Fosamprenavir is a prodrug of amprenavir with better systemic availability. In large clinical trials the most common adverse events in patients taking fosamprenavir, with or without ritonavir, plus abacavir and lamivudine were diarrhea, nausea, vomiting, abdominal pain, drug hypersensitivity, and skin rashes [ ].
The adverse effects of amprenavir in patients treated with combination therapy included nausea, vomiting, diarrhea, epigastric pain, flatulence, paresthesia, headache, rash, and fatigue [ ]. The contribution of a single drug to the observed adverse effects is difficult to establish. Amprenavir inhibits CYP3A4 to a greater extent than saquinavir, and to a much lesser extent than ritonavir [ ]. Co-administration with rifampicin and rifabutin should be avoided. Those who take amprenavir have complained of diarrhea, nausea, headache, and fatigue [ ]. The frequency of diarrhea may be as high as 50%.

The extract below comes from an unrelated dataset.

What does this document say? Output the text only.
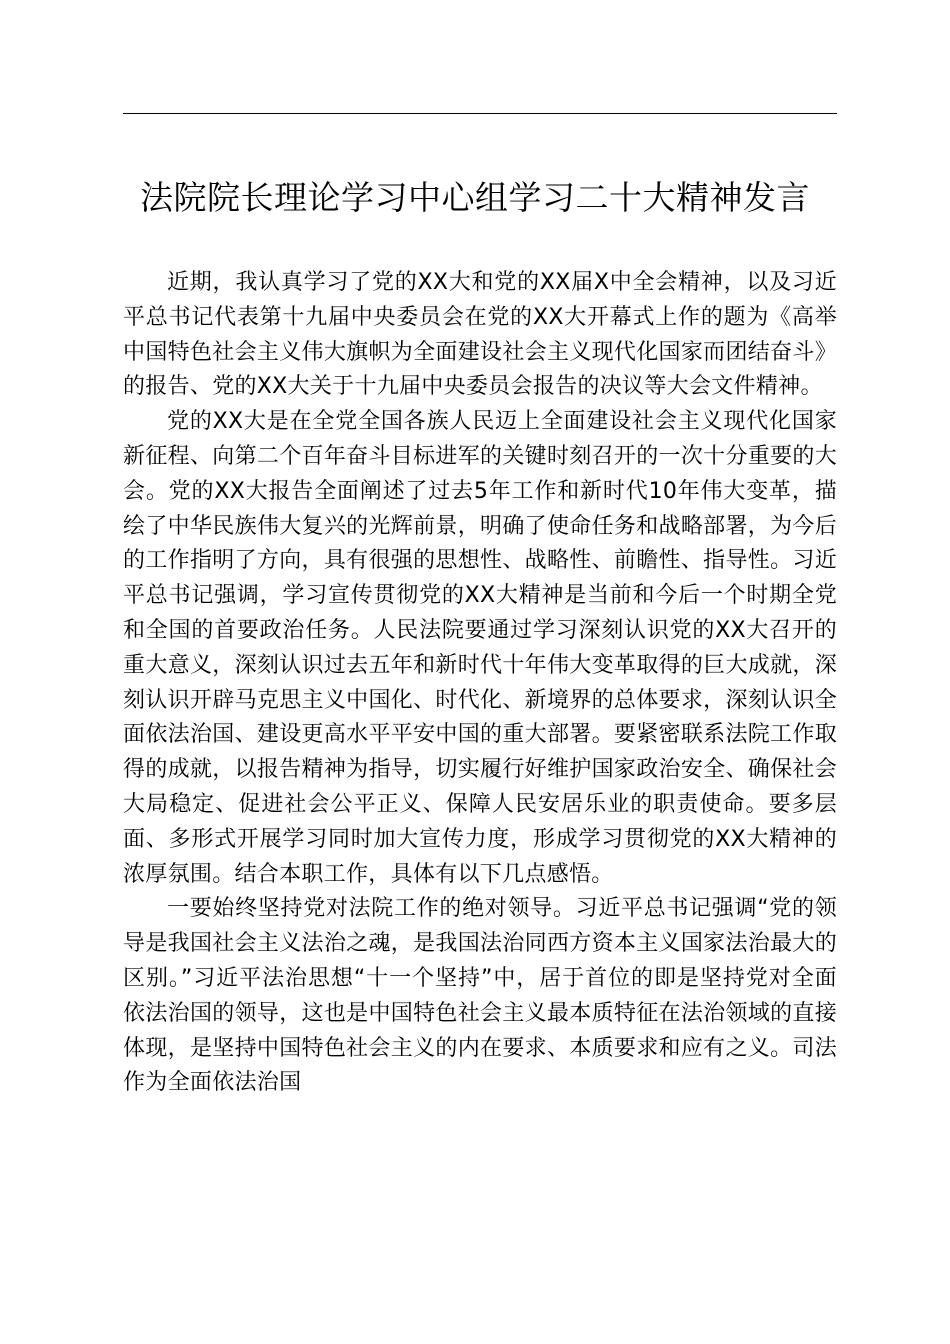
法院院长理论学习中心组学习二十大精神发言

近期，我认真学习了党的XX大和党的XX届X中全会精神，以及习近平总书记代表第十九届中央委员会在党的XX大开幕式上作的题为《高举中国特色社会主义伟大旗帜为全面建设社会主义现代化国家而团结奋斗》的报告、党的XX大关于十九届中央委员会报告的决议等大会文件精神。

党的XX大是在全党全国各族人民迈上全面建设社会主义现代化国家新征程、向第二个百年奋斗目标进军的关键时刻召开的一次十分重要的大会。党的XX大报告全面阐述了过去5年工作和新时代10年伟大变革，描绘了中华民族伟大复兴的光辉前景，明确了使命任务和战略部署，为今后的工作指明了方向，具有很强的思想性、战略性、前瞻性、指导性。习近平总书记强调，学习宣传贯彻党的XX大精神是当前和今后一个时期全党和全国的首要政治任务。人民法院要通过学习深刻认识党的XX大召开的重大意义，深刻认识过去五年和新时代十年伟大变革取得的巨大成就，深刻认识开辟马克思主义中国化、时代化、新境界的总体要求，深刻认识全面依法治国、建设更高水平平安中国的重大部署。要紧密联系法院工作取得的成就，以报告精神为指导，切实履行好维护国家政治安全、确保社会大局稳定、促进社会公平正义、保障人民安居乐业的职责使命。要多层面、多形式开展学习同时加大宣传力度，形成学习贯彻党的XX大精神的浓厚氛围。结合本职工作，具体有以下几点感悟。

一要始终坚持党对法院工作的绝对领导。习近平总书记强调“党的领导是我国社会主义法治之魂，是我国法治同西方资本主义国家法治最大的区别。”习近平法治思想“十一个坚持”中，居于首位的即是坚持党对全面依法治国的领导，这也是中国特色社会主义最本质特征在法治领域的直接体现，是坚持中国特色社会主义的内在要求、本质要求和应有之义。司法作为全面依法治国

In a monotherapy trial (n = 37), adverse effects were frequent but generally mild, and included rash, diarrhea or loose stools, and headache. In general, these adverse effects tend to disappear or weaken in severity within the first 2–4 weeks of treatment.

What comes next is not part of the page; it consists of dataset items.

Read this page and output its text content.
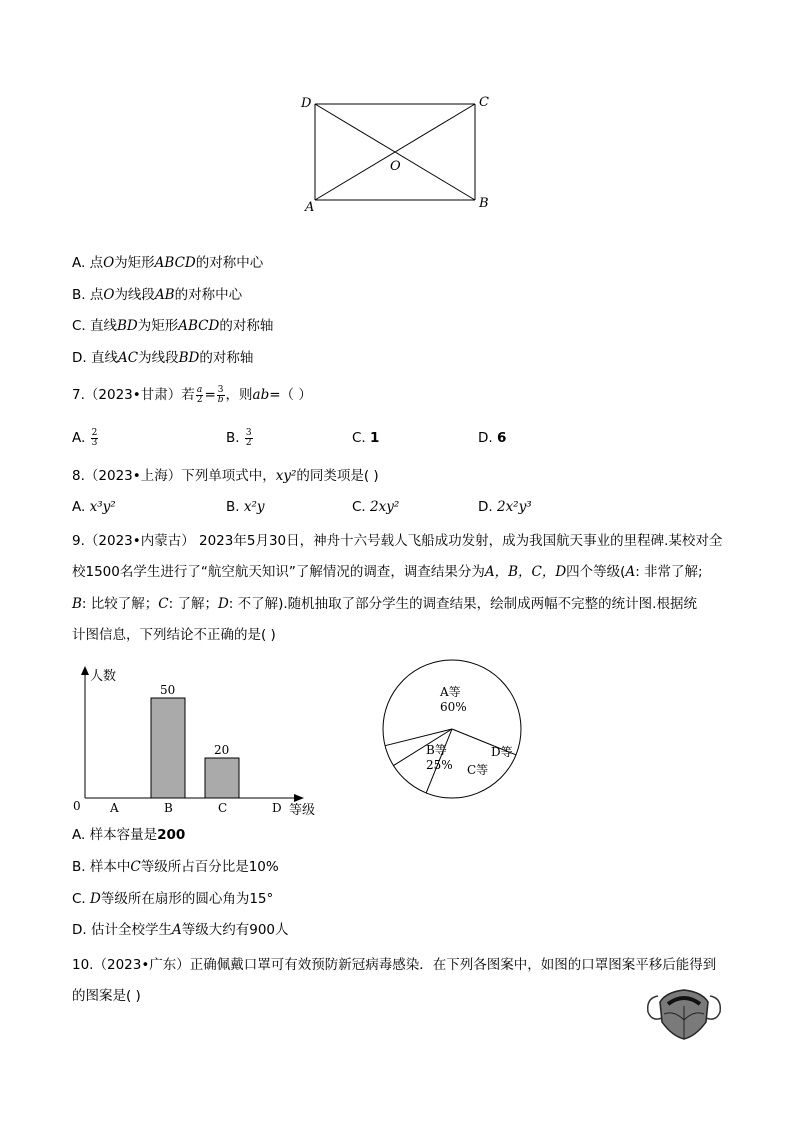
D	C
O
A	B
A. 点O为矩形ABCD的对称中心
B. 点O为线段AB的对称中心
C. 直线BD为矩形ABCD的对称轴
D. 直线AC为线段BD的对称轴
7.（2023•甘肃）若 $\frac{a}{2} = \frac{3}{b}$ ，则ab=（ ）
A. $\frac{2}{3}$	B. $\frac{3}{2}$	C. 1	D. 6
8.（2023•上海）下列单项式中，xy²的同类项是( )
A. x³y²	B. x²y	C. 2xy²	D. 2x²y³
9.（2023•内蒙古） 2023年5月30日，神舟十六号载人飞船成功发射，成为我国航天事业的里程碑.某校对全
校1500名学生进行了“航空航天知识”了解情况的调查，调查结果分为A，B，C，D四个等级(A: 非常了解;
B: 比较了解；C: 了解；D: 不了解).随机抽取了部分学生的调查结果，绘制成两幅不完整的统计图.根据统
计图信息，下列结论不正确的是( )
人数
等级
0 A	B
50
C
20
D
A等
60%
B等
25% C等
D等
A. 样本容量是200
B. 样本中C等级所占百分比是10%
C. D等级所在扇形的圆心角为15°
D. 估计全校学生A等级大约有900人
10.（2023•广东）正确佩戴口罩可有效预防新冠病毒感染．在下列各图案中，如图的口罩图案平移后能得到
的图案是( )
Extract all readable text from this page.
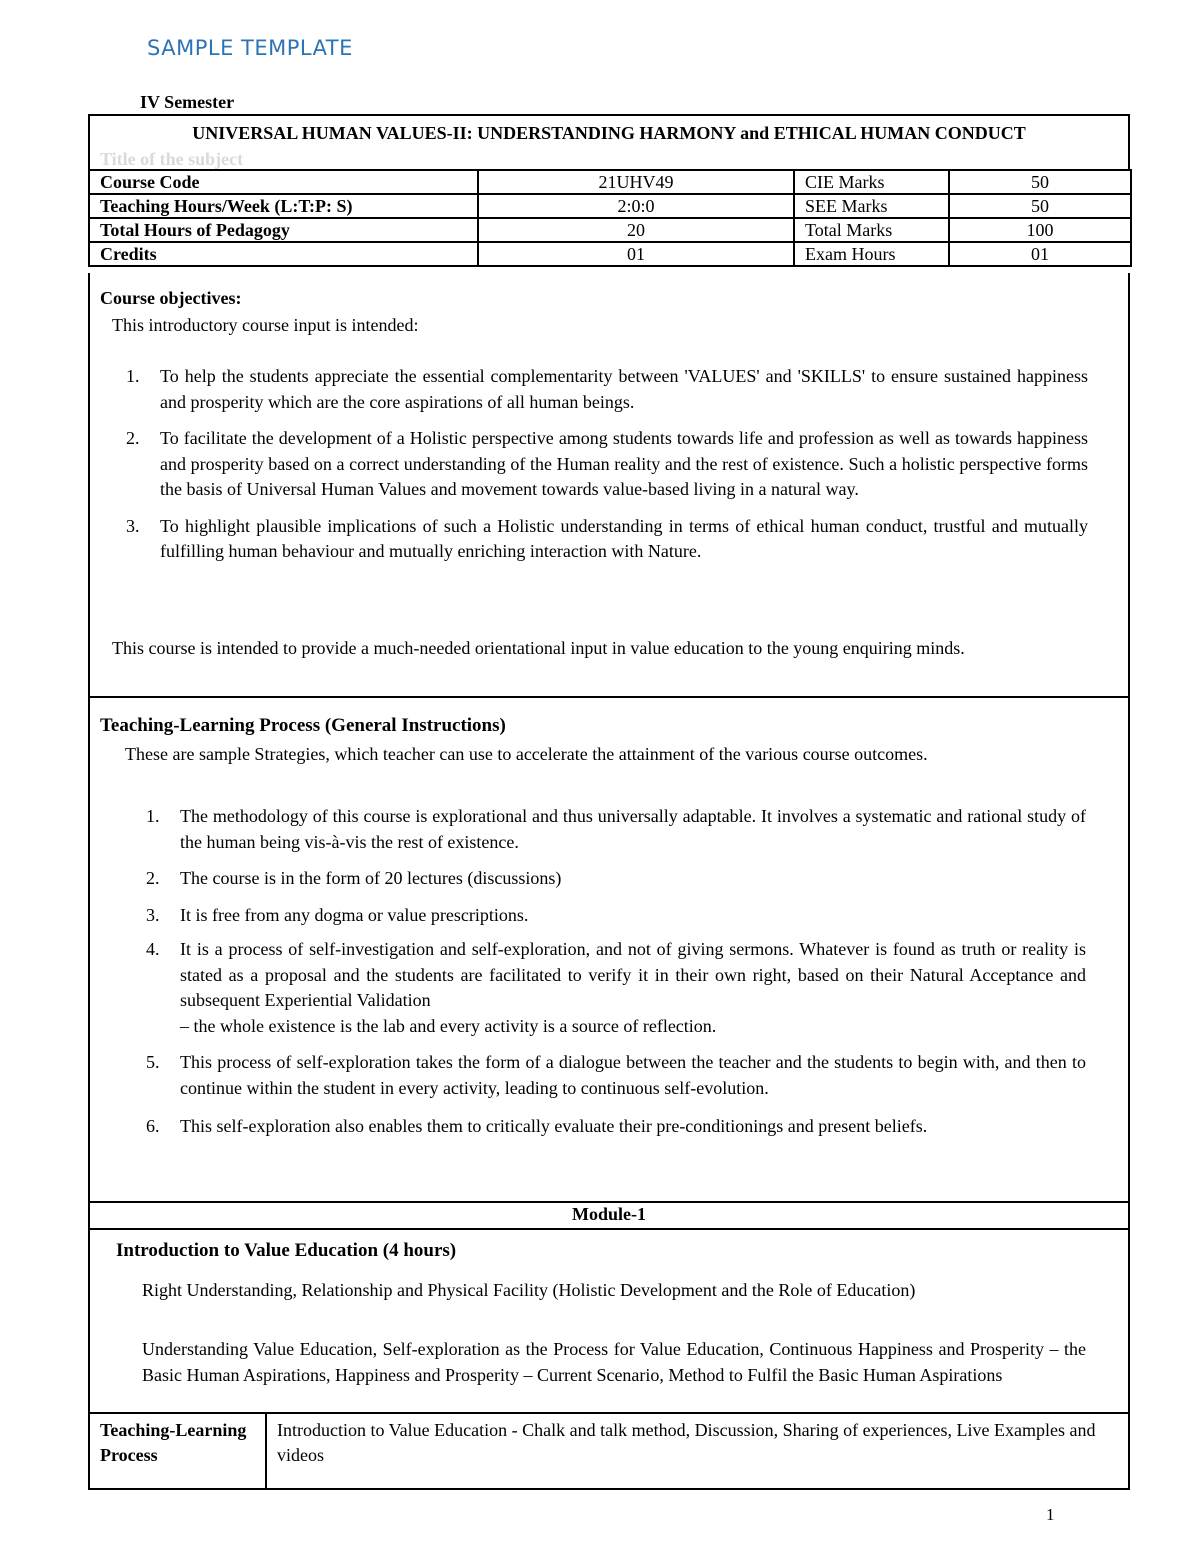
SAMPLE TEMPLATE
IV Semester
UNIVERSAL HUMAN VALUES-II: UNDERSTANDING HARMONY and ETHICAL HUMAN CONDUCT
Title of the subject
Course Code	21UHV49	CIE Marks	50
Teaching Hours/Week (L:T:P: S)	2:0:0	SEE Marks	50
Total Hours of Pedagogy	20	Total Marks	100
Credits	01	Exam Hours	01
Course objectives:
This introductory course input is intended:
1. To help the students appreciate the essential complementarity between 'VALUES' and 'SKILLS' to ensure sustained happiness and prosperity which are the core aspirations of all human beings.
2. To facilitate the development of a Holistic perspective among students towards life and profession as well as towards happiness and prosperity based on a correct understanding of the Human reality and the rest of existence. Such a holistic perspective forms the basis of Universal Human Values and movement towards value-based living in a natural way.
3. To highlight plausible implications of such a Holistic understanding in terms of ethical human conduct, trustful and mutually fulfilling human behaviour and mutually enriching interaction with Nature.
This course is intended to provide a much-needed orientational input in value education to the young enquiring minds.
Teaching-Learning Process (General Instructions)
These are sample Strategies, which teacher can use to accelerate the attainment of the various course outcomes.
1. The methodology of this course is explorational and thus universally adaptable. It involves a systematic and rational study of the human being vis-à-vis the rest of existence.
2. The course is in the form of 20 lectures (discussions)
3. It is free from any dogma or value prescriptions.
4. It is a process of self-investigation and self-exploration, and not of giving sermons. Whatever is found as truth or reality is stated as a proposal and the students are facilitated to verify it in their own right, based on their Natural Acceptance and subsequent Experiential Validation
– the whole existence is the lab and every activity is a source of reflection.
5. This process of self-exploration takes the form of a dialogue between the teacher and the students to begin with, and then to continue within the student in every activity, leading to continuous self-evolution.
6. This self-exploration also enables them to critically evaluate their pre-conditionings and present beliefs.
Module-1
Introduction to Value Education (4 hours)
Right Understanding, Relationship and Physical Facility (Holistic Development and the Role of Education)
Understanding Value Education, Self-exploration as the Process for Value Education, Continuous Happiness and Prosperity – the Basic Human Aspirations, Happiness and Prosperity – Current Scenario, Method to Fulfil the Basic Human Aspirations
Teaching-Learning Process	Introduction to Value Education - Chalk and talk method, Discussion, Sharing of experiences, Live Examples and videos
1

In a study of the pharmacokinetics of oral amprenavir administered as soft gelatin capsules to 20 HIV-positive children, the most common adverse event was nausea [ ]. The kinetics supported twice daily dosing with 20 mg/kg.

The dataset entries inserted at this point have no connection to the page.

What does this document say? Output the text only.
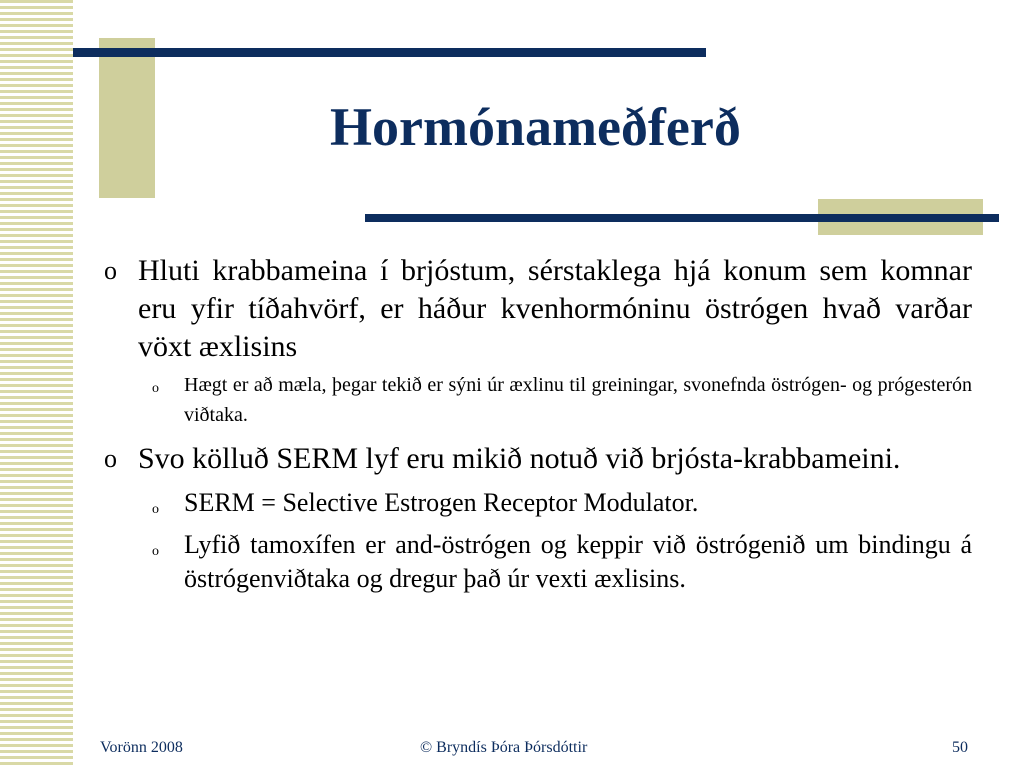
Hormónameðferð
o Hluti krabbameina í brjóstum, sérstaklega hjá konum sem komnar eru yfir tíðahvörf, er háður kvenhormóninu östrógen hvað varðar vöxt æxlisins
o Hægt er að mæla, þegar tekið er sýni úr æxlinu til greiningar, svonefnda östrógen- og prógesterón viðtaka.
o Svo kölluð SERM lyf eru mikið notuð við brjósta-krabbameini.
o SERM = Selective Estrogen Receptor Modulator.
o Lyfið tamoxífen er and-östrógen og keppir við östrógenið um bindingu á östrógenviðtaka og dregur það úr vexti æxlisins.
Vorönn 2008	© Bryndís Þóra Þórsdóttir	50
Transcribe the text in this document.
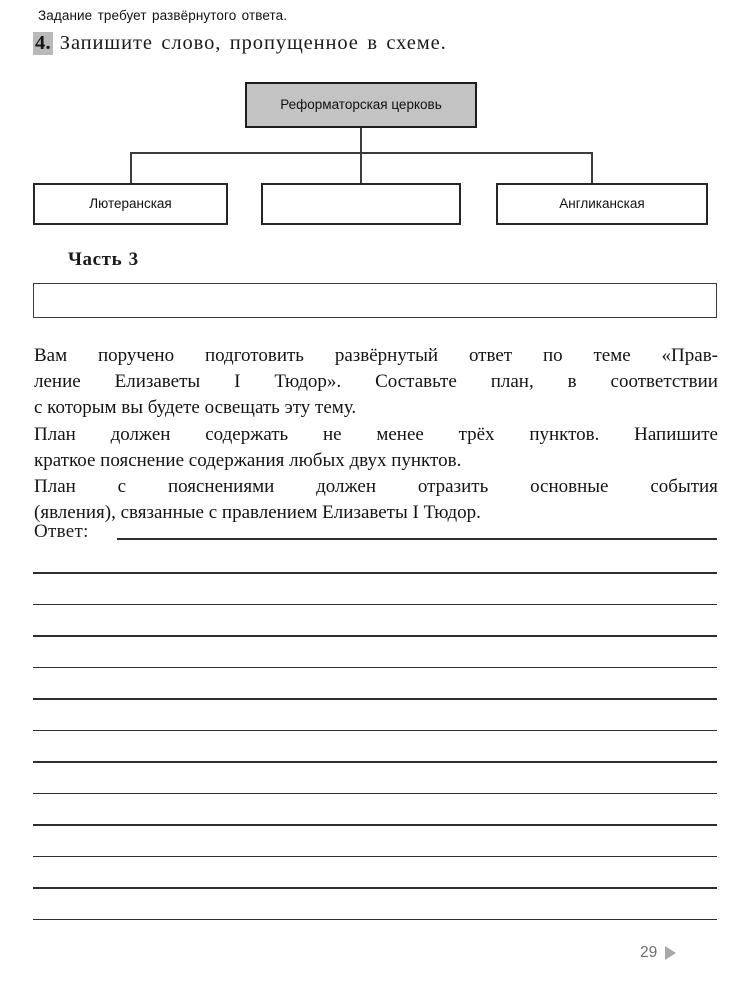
4. Запишите слово, пропущенное в схеме.
Реформаторская церковь
Лютеранская	Англиканская
Часть 3
Задание требует развёрнутого ответа.
Вам поручено подготовить развёрнутый ответ по теме «Прав-
ление Елизаветы I Тюдор». Составьте план, в соответствии
с которым вы будете освещать эту тему.
План должен содержать не менее трёх пунктов. Напишите
краткое пояснение содержания любых двух пунктов.
План с пояснениями должен отразить основные события
(явления), связанные с правлением Елизаветы I Тюдор.
Ответ:
29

In 249 patients fosamprenavir 1400 mg bd (n = 166) was compared with nelfinavir 1250 mg bd (n = 83), each combined with abacavir and lamivudine, the most common adverse event was diarrhea in both groups, but significantly more often with nelfinavir [ ]. There was increased lipase activity in 8% of the patients who took fosamprenavir but it was without clinical significance. There were rashes in 7% of the patients who took fosamprenavir. In all 14 patients withdrew from the study because of adverse events (9/166 in the fosamprenavir group; 5/83 in the nelfinavir group). There was a slight increase in total cholesterol in both groups. There were increases in LDL cholesterol requiring medical intervention in 18% of the patients in both groups; the ratio of total:HDL cholesterol was only slightly affected.
Rashes and gastrointestinal disturbances were the most frequently reported adverse effects in a randomized controlled trial of fosamprenavir + ritonavir in treatment-naive HIV-infected patients [ ].